4. A hybrid precoding method for massive MIMO according to claim 3, characterized in that, The uniform linear antenna array response vector codebook matrix The l-th column is: in, It is the codebook matrix of the response vector of a uniform linear antenna array. The lth column.

5. A hybrid precoding method for massive MIMO according to claim 4, characterized in that, The specific process of step 3 is as follows: Step 31, through the analysis of... Obtain by performing IDFT operation : in, yes The inverse matrix; Step 32, according to Calculate the energy and distribution for each column vector, then find all peak points in the energy and distribution, and finally sort the peak points in descending order, recording the first one. The peak point of the position is at row index in ; in, Represents a diagonal matrix; Step 33: From the codebook matrix Find column vector index as All column vectors constitute the RF chain analog pre-encoder : Step 34: Using row index as well as Obtain digital precoder : in, Representative from Select row index as The matrix consisting of all row vectors, and Satisfying the energy constraints of the transmitting antenna .

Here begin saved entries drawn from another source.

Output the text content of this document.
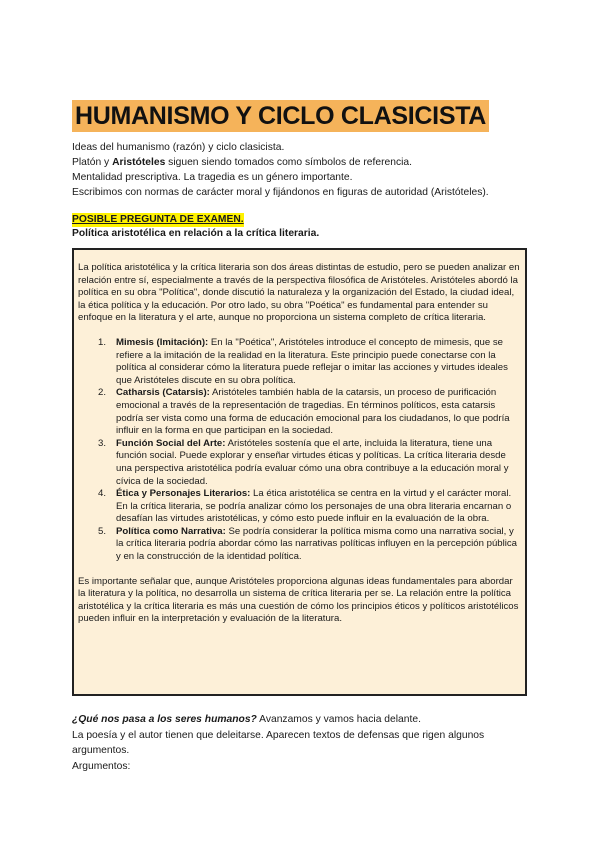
HUMANISMO Y CICLO CLASICISTA

Ideas del humanismo (razón) y ciclo clasicista.

Platón y Aristóteles siguen siendo tomados como símbolos de referencia.

Mentalidad prescriptiva. La tragedia es un género importante.

Escribimos con normas de carácter moral y fijándonos en figuras de autoridad (Aristóteles).

POSIBLE PREGUNTA DE EXAMEN.
Política aristotélica en relación a la crítica literaria.

La política aristotélica y la crítica literaria son dos áreas distintas de estudio, pero se pueden analizar en relación entre sí, especialmente a través de la perspectiva filosófica de Aristóteles. Aristóteles abordó la política en su obra "Política", donde discutió la naturaleza y la organización del Estado, la ciudad ideal, la ética política y la educación. Por otro lado, su obra "Poética" es fundamental para entender su enfoque en la literatura y el arte, aunque no proporciona un sistema completo de crítica literaria.

1. Mimesis (Imitación): En la "Poética", Aristóteles introduce el concepto de mimesis, que se refiere a la imitación de la realidad en la literatura. Este principio puede conectarse con la política al considerar cómo la literatura puede reflejar o imitar las acciones y virtudes ideales que Aristóteles discute en su obra política.
2. Catharsis (Catarsis): Aristóteles también habla de la catarsis, un proceso de purificación emocional a través de la representación de tragedias. En términos políticos, esta catarsis podría ser vista como una forma de educación emocional para los ciudadanos, lo que podría influir en la forma en que participan en la sociedad.
3. Función Social del Arte: Aristóteles sostenía que el arte, incluida la literatura, tiene una función social. Puede explorar y enseñar virtudes éticas y políticas. La crítica literaria desde una perspectiva aristotélica podría evaluar cómo una obra contribuye a la educación moral y cívica de la sociedad.
4. Ética y Personajes Literarios: La ética aristotélica se centra en la virtud y el carácter moral. En la crítica literaria, se podría analizar cómo los personajes de una obra literaria encarnan o desafían las virtudes aristotélicas, y cómo esto puede influir en la evaluación de la obra.
5. Política como Narrativa: Se podría considerar la política misma como una narrativa social, y la crítica literaria podría abordar cómo las narrativas políticas influyen en la percepción pública y en la construcción de la identidad política.

Es importante señalar que, aunque Aristóteles proporciona algunas ideas fundamentales para abordar la literatura y la política, no desarrolla un sistema de crítica literaria per se. La relación entre la política aristotélica y la crítica literaria es más una cuestión de cómo los principios éticos y políticos aristotélicos pueden influir en la interpretación y evaluación de la literatura.

¿Qué nos pasa a los seres humanos? Avanzamos y vamos hacia delante.

La poesía y el autor tienen que deleitarse. Aparecen textos de defensas que rigen algunos argumentos.

Argumentos:
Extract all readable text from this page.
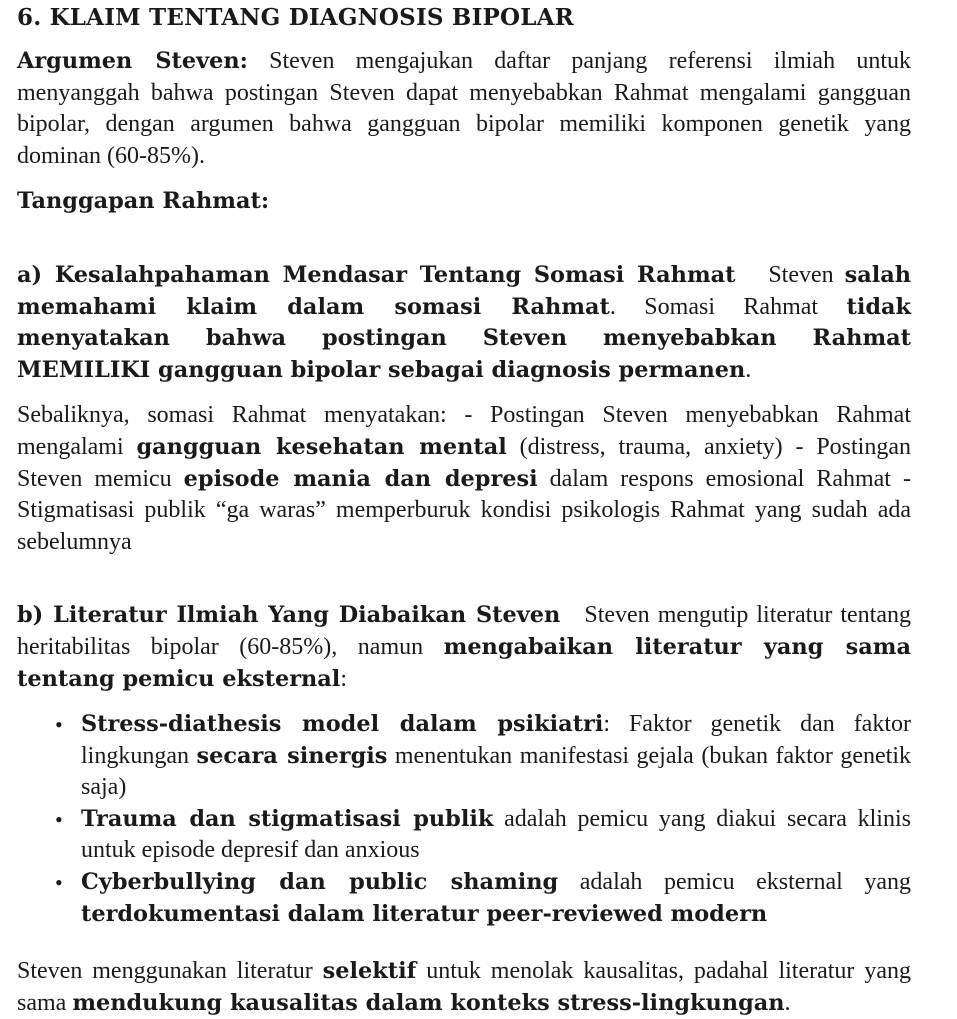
6. KLAIM TENTANG DIAGNOSIS BIPOLAR

Argumen Steven: Steven mengajukan daftar panjang referensi ilmiah untuk menyanggah bahwa postingan Steven dapat menyebabkan Rahmat mengalami gangguan bipolar, dengan argumen bahwa gangguan bipolar memiliki komponen genetik yang dominan (60-85%).

Tanggapan Rahmat:

a) Kesalahpahaman Mendasar Tentang Somasi Rahmat   Steven salah memahami klaim dalam somasi Rahmat. Somasi Rahmat tidak menyatakan bahwa postingan Steven menyebabkan Rahmat MEMILIKI gangguan bipolar sebagai diagnosis permanen.

Sebaliknya, somasi Rahmat menyatakan: - Postingan Steven menyebabkan Rahmat mengalami gangguan kesehatan mental (distress, trauma, anxiety) - Postingan Steven memicu episode mania dan depresi dalam respons emosional Rahmat - Stigmatisasi publik “ga waras” memperburuk kondisi psikologis Rahmat yang sudah ada sebelumnya

b) Literatur Ilmiah Yang Diabaikan Steven   Steven mengutip literatur tentang heritabilitas bipolar (60-85%), namun mengabaikan literatur yang sama tentang pemicu eksternal:

• Stress-diathesis model dalam psikiatri: Faktor genetik dan faktor lingkungan secara sinergis menentukan manifestasi gejala (bukan faktor genetik saja)
• Trauma dan stigmatisasi publik adalah pemicu yang diakui secara klinis untuk episode depresif dan anxious
• Cyberbullying dan public shaming adalah pemicu eksternal yang terdokumentasi dalam literatur peer-reviewed modern

Steven menggunakan literatur selektif untuk menolak kausalitas, padahal literatur yang sama mendukung kausalitas dalam konteks stress-lingkungan.
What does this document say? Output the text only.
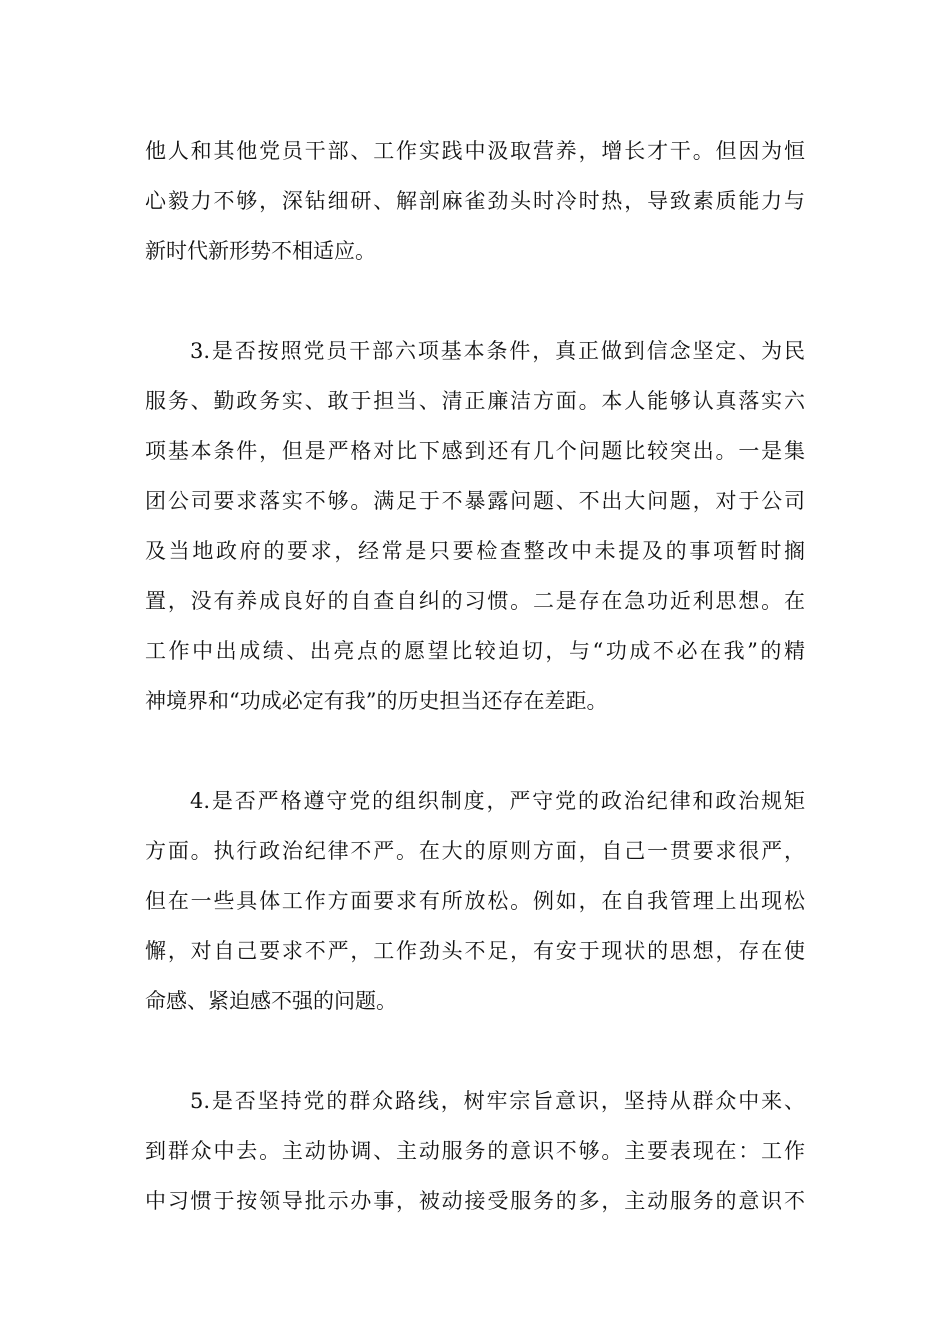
他人和其他党员干部、工作实践中汲取营养，增长才干。但因为恒
心毅力不够，深钻细研、解剖麻雀劲头时冷时热，导致素质能力与
新时代新形势不相适应。
3.是否按照党员干部六项基本条件，真正做到信念坚定、为民
服务、勤政务实、敢于担当、清正廉洁方面。本人能够认真落实六
项基本条件，但是严格对比下感到还有几个问题比较突出。一是集
团公司要求落实不够。满足于不暴露问题、不出大问题，对于公司
及当地政府的要求，经常是只要检查整改中未提及的事项暂时搁
置，没有养成良好的自查自纠的习惯。二是存在急功近利思想。在
工作中出成绩、出亮点的愿望比较迫切，与“功成不必在我”的精
神境界和“功成必定有我”的历史担当还存在差距。
4.是否严格遵守党的组织制度，严守党的政治纪律和政治规矩
方面。执行政治纪律不严。在大的原则方面，自己一贯要求很严，
但在一些具体工作方面要求有所放松。例如，在自我管理上出现松
懈，对自己要求不严，工作劲头不足，有安于现状的思想，存在使
命感、紧迫感不强的问题。
5.是否坚持党的群众路线，树牢宗旨意识，坚持从群众中来、
到群众中去。主动协调、主动服务的意识不够。主要表现在：工作
中习惯于按领导批示办事，被动接受服务的多，主动服务的意识不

6. A hybrid precoding method for massive MIMO according to claim 4, characterized in that, The specific process of step 3 is as follows: Step 31: Introduce an auxiliary matrix ,make ; Step 32, for Obtain by performing IDFT operation : Step 33: Find them separately The peak points of the energy distribution of each column vector in the array are then sorted in descending order, and the peak points of each column vector are recorded. The column vector index corresponding to the peak point of the bit. : Step 34: From the response codebook matrix of the uniform linear antenna array In the middle, find the column vector index as All column vectors constitute the analog pre-encoder From the auxiliary matrix Find column vector index as All column vectors constitute the auxiliary matrix : Step 35: Indexing by column vector as well as Obtain digital precoder : in, Representative from Select column vector index as A matrix consisting of all column vectors; Step 36: Update the auxiliary matrix: in, , It is the updated auxiliary matrix; Calculate the difference matrix for: Step 37: Determine whether the iteration stopping condition has been met; If the iteration stopping condition is not met, return to step 32 using the updated auxiliary matrix; If the iteration stopping condition is met, then the result obtained in the last iteration will be... As an analog pre-encoder for the RF chain, the last iteration obtained As a digital precoder.

7. A hybrid precoding method for massive MIMO according to claim 6, characterized in that, The iteration stopping condition is when the set maximum number of iterations is reached or It is less than the set threshold.